Effects of 4 and 5 on 6-OHDA-induced neurodegeneration in C. elegans. Animals were treated with 4 or 5 (5 μM) in the presence of 6-OHDA (5 mM) for 30 min. At the end of incubation, treated animals were placed on fresh agar plates for 72 h and then visualized as described in the Materials and Methods section. (A) In nontreated vtIs7 [pdat-1::GFP] transgenic animals, dopaminergic neurons express GFP, with two of the four CEP cell bodies (white arrows) and relative dendrites (arrowheads) visible in this focal plane in the head. (B) 6-OHDA treatment causes the degeneration of CEP dendrites (empty arrowheads) and two cell bodies (gray arrows), in treated animals.
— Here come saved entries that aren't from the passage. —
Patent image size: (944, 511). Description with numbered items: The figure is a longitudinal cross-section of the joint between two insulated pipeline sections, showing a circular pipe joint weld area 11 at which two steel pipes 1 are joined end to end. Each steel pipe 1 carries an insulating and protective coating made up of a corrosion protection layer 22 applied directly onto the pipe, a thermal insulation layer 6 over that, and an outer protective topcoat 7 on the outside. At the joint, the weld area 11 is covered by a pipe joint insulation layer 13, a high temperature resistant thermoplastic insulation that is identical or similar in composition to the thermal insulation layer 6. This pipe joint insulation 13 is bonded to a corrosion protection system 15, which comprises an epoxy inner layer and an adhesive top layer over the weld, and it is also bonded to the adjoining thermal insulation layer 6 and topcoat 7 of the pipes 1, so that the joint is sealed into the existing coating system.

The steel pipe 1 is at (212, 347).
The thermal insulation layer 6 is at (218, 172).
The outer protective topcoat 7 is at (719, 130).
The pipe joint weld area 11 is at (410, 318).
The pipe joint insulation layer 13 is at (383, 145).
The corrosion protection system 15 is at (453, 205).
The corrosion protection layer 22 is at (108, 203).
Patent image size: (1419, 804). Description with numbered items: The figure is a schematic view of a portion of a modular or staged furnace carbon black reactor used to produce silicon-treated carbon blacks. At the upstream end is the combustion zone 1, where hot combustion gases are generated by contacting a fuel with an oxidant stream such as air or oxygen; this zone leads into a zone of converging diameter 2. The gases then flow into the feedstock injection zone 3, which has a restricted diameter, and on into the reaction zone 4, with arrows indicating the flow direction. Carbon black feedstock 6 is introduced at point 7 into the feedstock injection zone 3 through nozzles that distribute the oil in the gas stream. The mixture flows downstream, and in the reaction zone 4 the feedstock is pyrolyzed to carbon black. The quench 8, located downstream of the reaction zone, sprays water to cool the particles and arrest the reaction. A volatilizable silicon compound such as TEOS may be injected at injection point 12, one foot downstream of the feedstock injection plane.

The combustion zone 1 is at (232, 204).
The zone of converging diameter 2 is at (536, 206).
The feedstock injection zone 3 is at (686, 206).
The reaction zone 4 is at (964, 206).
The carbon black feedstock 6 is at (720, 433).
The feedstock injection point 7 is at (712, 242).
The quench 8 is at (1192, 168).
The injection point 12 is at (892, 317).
The other two CEP neurons are not visible anymore. (C) Compound 5 cotreatment partially rescues the 6-OHDA-induced toxic effects, with degeneration of one of the CEP dendrites (empty arrowhead) but not the other (arrowhead) and with one CEP cell body still viable (white arrow) and one dying (gray arrow) in this focal plane. Pictures have been taken with epifluorescence microscopy; in all panels, the anterior part of the animal is on the left and ventral down. ADE neurons, which are less affected by 6-OHDA treatment, are also visible but were not scored (asterisks). (D) Quantification of degenerating CEP neurons. Data are expressed as percentages of degenerating neurons and reported as mean ± SEM of at least three independent experiments. The number of animals observed is n = 270, 130, and 272, respectively (** p < 0.01 versus animals treated with 6-OHDA at one-way ANOVA with the Kruskal–Wallis post hoc test).